On Friday, 5 February 2016 at 20:35:16 UTC, Chris Wright wrote:
On Fri, 05 Feb 2016 10:04:01 -0800, H. S. Teoh via Digitalmars-d wrote:

On Fri, Feb 05, 2016 at 07:31:34AM +0000, tsbockman via Digitalmars-d wrote:
On Friday, 5 February 2016 at 07:05:06 UTC, H. S. Teoh wrote:
OK, probably I'm misunderstanding something here. :-P

I think you're talking about maintaining an in-memory, modifiable data structure, doing one insert per operation and one point query per use. That's useful for incremental compilation, but it's going to be pretty slow.

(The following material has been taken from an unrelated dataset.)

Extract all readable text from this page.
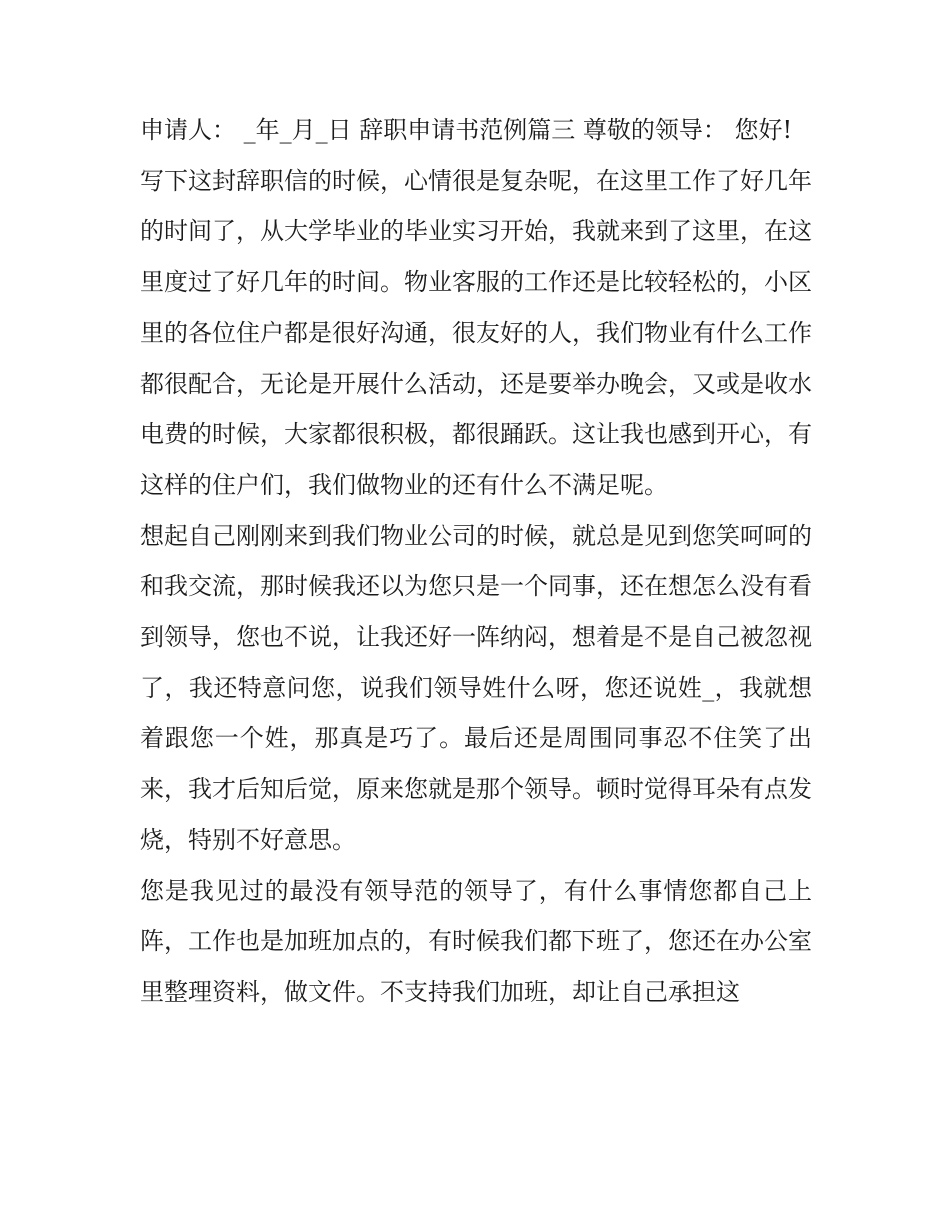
申请人： _年_月_日 辞职申请书范例篇三 尊敬的领导： 您好!

写下这封辞职信的时候，心情很是复杂呢，在这里工作了好几年的时间了，从大学毕业的毕业实习开始，我就来到了这里，在这里度过了好几年的时间。物业客服的工作还是比较轻松的，小区里的各位住户都是很好沟通，很友好的人，我们物业有什么工作都很配合，无论是开展什么活动，还是要举办晚会，又或是收水电费的时候，大家都很积极，都很踊跃。这让我也感到开心，有这样的住户们，我们做物业的还有什么不满足呢。

想起自己刚刚来到我们物业公司的时候，就总是见到您笑呵呵的和我交流，那时候我还以为您只是一个同事，还在想怎么没有看到领导，您也不说，让我还好一阵纳闷，想着是不是自己被忽视了，我还特意问您，说我们领导姓什么呀，您还说姓_，我就想着跟您一个姓，那真是巧了。最后还是周围同事忍不住笑了出来，我才后知后觉，原来您就是那个领导。顿时觉得耳朵有点发烧，特别不好意思。

您是我见过的最没有领导范的领导了，有什么事情您都自己上阵，工作也是加班加点的，有时候我们都下班了，您还在办公室里整理资料，做文件。不支持我们加班，却让自己承担这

tsbockman is thinking of a single pass at link time that checks everything at once. You append an entry to a list for each prototype and definition, then later sort all those lists together by name. Error on duplicate names with mismatched signatures.

Yes.

This is faster for fresh builds than it is for incremental compilation -- tsbockman mentioned a brief benchmark, and that cost would crop up on every build, even if you'd only changed one line of code. (Granted, that example was pretty huge.) But this might typically be faster than a bunch of point queries even with incremental compilation.

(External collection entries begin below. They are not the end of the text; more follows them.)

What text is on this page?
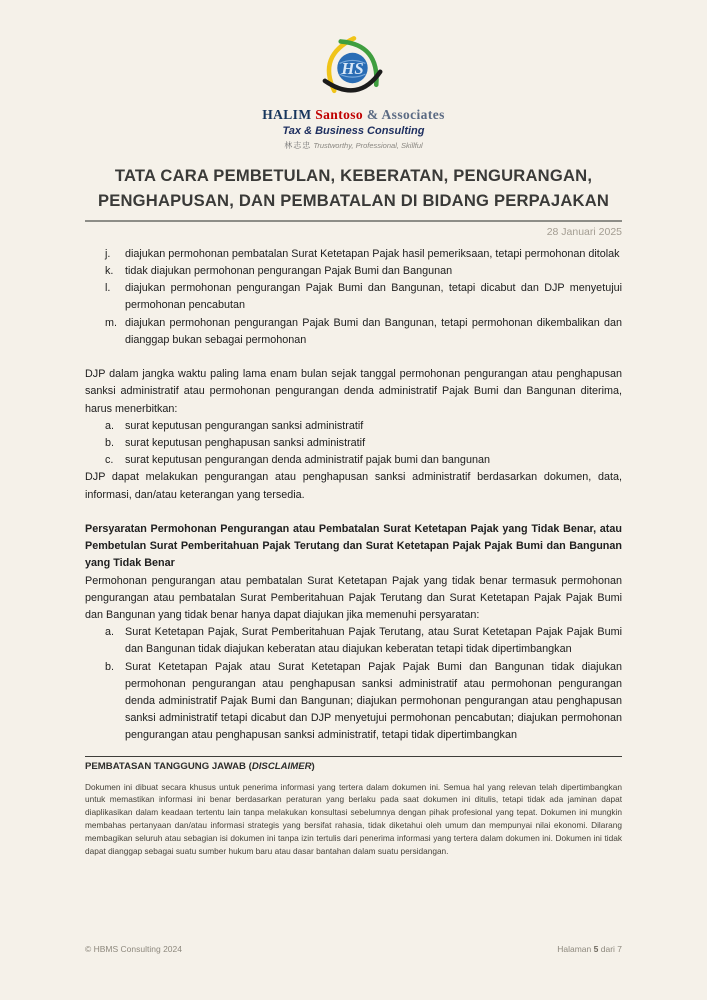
HS
HALIM Santoso & Associates
Tax & Business Consulting
林志忠 Trustworthy, Professional, Skillful
TATA CARA PEMBETULAN, KEBERATAN, PENGURANGAN,
PENGHAPUSAN, DAN PEMBATALAN DI BIDANG PERPAJAKAN
28 Januari 2025
j. diajukan permohonan pembatalan Surat Ketetapan Pajak hasil pemeriksaan, tetapi permohonan ditolak
k. tidak diajukan permohonan pengurangan Pajak Bumi dan Bangunan
l. diajukan permohonan pengurangan Pajak Bumi dan Bangunan, tetapi dicabut dan DJP menyetujui permohonan pencabutan
m. diajukan permohonan pengurangan Pajak Bumi dan Bangunan, tetapi permohonan dikembalikan dan dianggap bukan sebagai permohonan

DJP dalam jangka waktu paling lama enam bulan sejak tanggal permohonan pengurangan atau penghapusan sanksi administratif atau permohonan pengurangan denda administratif Pajak Bumi dan Bangunan diterima, harus menerbitkan:

a. surat keputusan pengurangan sanksi administratif
b. surat keputusan penghapusan sanksi administratif
c. surat keputusan pengurangan denda administratif pajak bumi dan bangunan

DJP dapat melakukan pengurangan atau penghapusan sanksi administratif berdasarkan dokumen, data, informasi, dan/atau keterangan yang tersedia.

Persyaratan Permohonan Pengurangan atau Pembatalan Surat Ketetapan Pajak yang Tidak Benar, atau Pembetulan Surat Pemberitahuan Pajak Terutang dan Surat Ketetapan Pajak Pajak Bumi dan Bangunan yang Tidak Benar

Permohonan pengurangan atau pembatalan Surat Ketetapan Pajak yang tidak benar termasuk permohonan pengurangan atau pembatalan Surat Pemberitahuan Pajak Terutang dan Surat Ketetapan Pajak Pajak Bumi dan Bangunan yang tidak benar hanya dapat diajukan jika memenuhi persyaratan:

a. Surat Ketetapan Pajak, Surat Pemberitahuan Pajak Terutang, atau Surat Ketetapan Pajak Pajak Bumi dan Bangunan tidak diajukan keberatan atau diajukan keberatan tetapi tidak dipertimbangkan
b. Surat Ketetapan Pajak atau Surat Ketetapan Pajak Pajak Bumi dan Bangunan tidak diajukan permohonan pengurangan atau penghapusan sanksi administratif atau permohonan pengurangan denda administratif Pajak Bumi dan Bangunan; diajukan permohonan pengurangan atau penghapusan sanksi administratif tetapi dicabut dan DJP menyetujui permohonan pencabutan; diajukan permohonan pengurangan atau penghapusan sanksi administratif, tetapi tidak dipertimbangkan
PEMBATASAN TANGGUNG JAWAB (DISCLAIMER)

Dokumen ini dibuat secara khusus untuk penerima informasi yang tertera dalam dokumen ini. Semua hal yang relevan telah dipertimbangkan untuk memastikan informasi ini benar berdasarkan peraturan yang berlaku pada saat dokumen ini ditulis, tetapi tidak ada jaminan dapat diaplikasikan dalam keadaan tertentu lain tanpa melakukan konsultasi sebelumnya dengan pihak profesional yang tepat. Dokumen ini mungkin membahas pertanyaan dan/atau informasi strategis yang bersifat rahasia, tidak diketahui oleh umum dan mempunyai nilai ekonomi. Dilarang membagikan seluruh atau sebagian isi dokumen ini tanpa izin tertulis dari penerima informasi yang tertera dalam dokumen ini. Dokumen ini tidak dapat dianggap sebagai suatu sumber hukum baru atau dasar bantahan dalam suatu persidangan.

© HBMS Consulting 2024	Halaman 5 dari 7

Anyway, that's why I'm thinking most people who used such a feature would turn it on in their continuous integration server or as a presubmit step rather than every build.

It doesn't necessarily have to be slow when you only changed one line:

* The list from the previous compilation could be re-used to speed things up considerably, although retaining it would cost some disk space.

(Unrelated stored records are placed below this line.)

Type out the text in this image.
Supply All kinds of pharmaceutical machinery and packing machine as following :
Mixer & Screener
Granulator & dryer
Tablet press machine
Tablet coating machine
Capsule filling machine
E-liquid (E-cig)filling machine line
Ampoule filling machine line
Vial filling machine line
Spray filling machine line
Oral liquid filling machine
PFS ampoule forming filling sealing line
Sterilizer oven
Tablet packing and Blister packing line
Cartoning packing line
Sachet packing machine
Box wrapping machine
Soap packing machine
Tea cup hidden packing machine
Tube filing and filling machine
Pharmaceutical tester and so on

* If that's still too expensive, just don't cross-check files that aren't being recompiled. The check will be less useful on incremental builds, but not *useless*. The CI server can still do the full check (using the compiler), as you suggest.

The problem is, the linker knows nothing about the language.

We're only talking about a linker because we need to run this tool after compiling all your files, and it has to know what input files you're putting into the linker.

So this "linker" is really just a shell script that invokes our checker and then calls the system linker.

Yes. (Or, it's the compiler with a special option set, which then calls the linker after it finishes its global pre-link tasks.)